February 5, 2018 - The Securities and Exchange Commission today announced settled charges against Wedbush Securities Inc. (Wedbush), a registered broker-dealer and investment adviser headquartered in Los Angeles, California, for violation of the Customer Protection Rule between September 2014 and January 2015.

Section 15(c)(3) of the Securities Exchange Act of 1934 (Exchange Act), and Rule 15c3-3 thereunder, known as the Customer Protection Rule, requires broker-dealers to safeguard the cash and securities of their customers so that customer assets can be promptly returned if the firm fails. In order to do so, a broker-dealer is required to periodically calculate the net amount of cash it owes its customers, and deposit that amount into a segregated bank account known as the Reserve Account.

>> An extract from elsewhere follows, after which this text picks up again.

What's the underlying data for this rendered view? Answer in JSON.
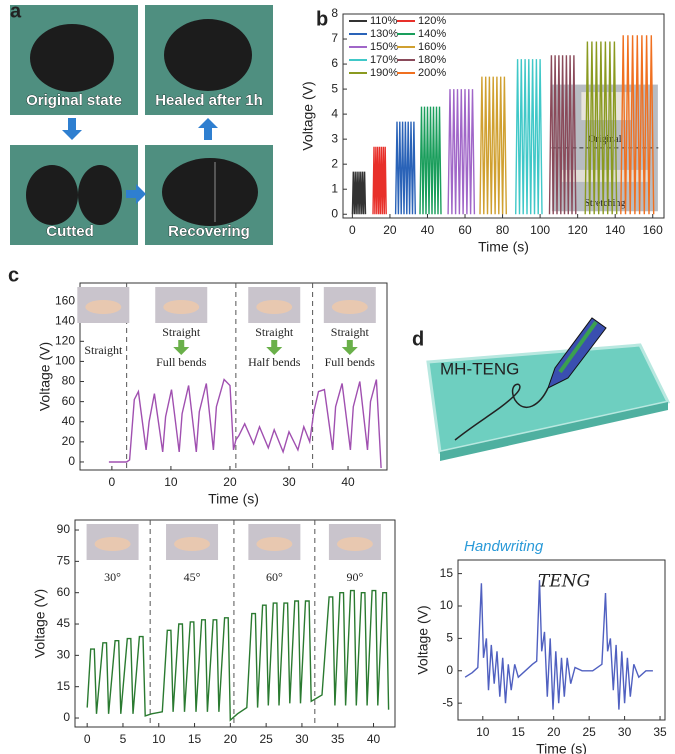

According to the SEC’s Order, between September 2014 and January 2015, Wedbush’s weekly calculations to determine the net amount that should have been deposited into the Reserve Account included a significant error, resulting in weekly Reserve Account deficiencies ranging from approximately $10 million to $193 million. When the error was uncovered, Wedbush was required to immediately deposit an additional $133 million into its Reserve Account, which created a significant liquidity challenge for Wedbush. Wedbush’s failure to properly fund its Reserve Account also caused it to violate certain recordkeeping and reporting requirements, because it included inaccurate information in its Financial and Operational Combined Uniform Single Reports (FOCUS Reports).

The SEC’s order instituting a settled administrative and cease-and-desist proceeding finds that Wedbush violated Section 15(c)(3) of the Exchange Act and Rule 15c3-3 thereunder, and Section 17(a)(1) of the Exchange Act and Rule 17a-5(a) thereunder. Without admitting or denying the SEC’s findings, Wedbush consented to a cease-and-desist order, a censure, disgorgement and prejudgment interest of $304,197, and a civil penalty of $1,000,000. In addition, Wedbush has undertaken to hire an independent compliance consultant to review the firm’s controls and procedures, corporate governance, and culture of compliance related to several broad areas, including the Customer Protection and Net Capital Rules, liquidity, the opening of certain types of new accounts, internal audit, and risk management. In a related matter, Wedbush also agreed to pay a $1,500,000 fine to the Financial Industry Regulatory Authority.

The SEC’s investigation was conducted by Sara Kalin and Marc Blau of the Los Angeles Regional Office. The SEC examination that led to the investigation was conducted by Thomas Martinsen, Kent Woo, and Cindy Eson. The SEC appreciates the assistance of the Financial Industry Regulatory Authority.